Post summit, we hoped to catch the boat and shave off the last couple miles of our adventure, but we are not as young as we were when we first came to Glacier National Park, and we missed it. The last couple of miles, we were all out of anything worth eating, and as I am known for doing — much to many’s annoyance — I filled the silence between our slow footsteps with a litany of all the food I wanted to eat the moment we were off the trail: Grandma Ivey’s rice casserole, Grandma Betty’s lace cornbread, Park Cafe coconut cream pie, my mom’s cioppino, my mother-in-law’s fudge, Honeydew’s fried paddlefish, my sister-in-law’s shortbread cookies, Wasabi sushi, Brother Dear’s lamb chops, fresh trout and twistas at Two Sisters, ice cold oysters on the half shell, a Sanford Stadium hot dawg, my aunt Cathy’s hold ’em eggs, crab legs and a ribeye at the Cattle Baron, Donna’s mama’s chicken-and-dumplins, the Big Salad at Moonstone Bistro in Redding, Pseudo Sista’s Knock You Naked Brownies, fried chicken at Johnson’s, Campbell’s cuban burgers, Dixie Pig BBQ, Sissy’s anything and Serrano’s chicken-feta-spinach stuffed poblano peppers in a jalapeno cream sauce.

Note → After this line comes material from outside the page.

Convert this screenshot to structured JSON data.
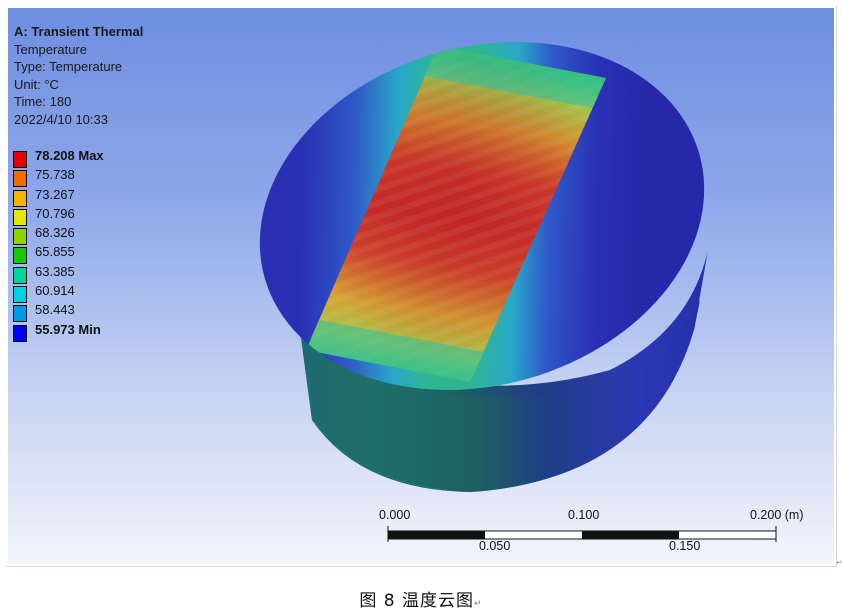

At the mention of Serrano’s, Layla Jane and Pseudo Sista interrupted me and pointed out that while that particular pepper dish is only served twice a summer, we could easily talk the boys into driving us to East Glacier for margaritas and enchiladas at Serrano’s. Upon hearing that, I quieted down, picked up the pace and made it through that 23rd mile with aplomb. Thanks, Hot Buns, and Serrano’s.
Rising Wolf, you were wonderful. I’ll be back.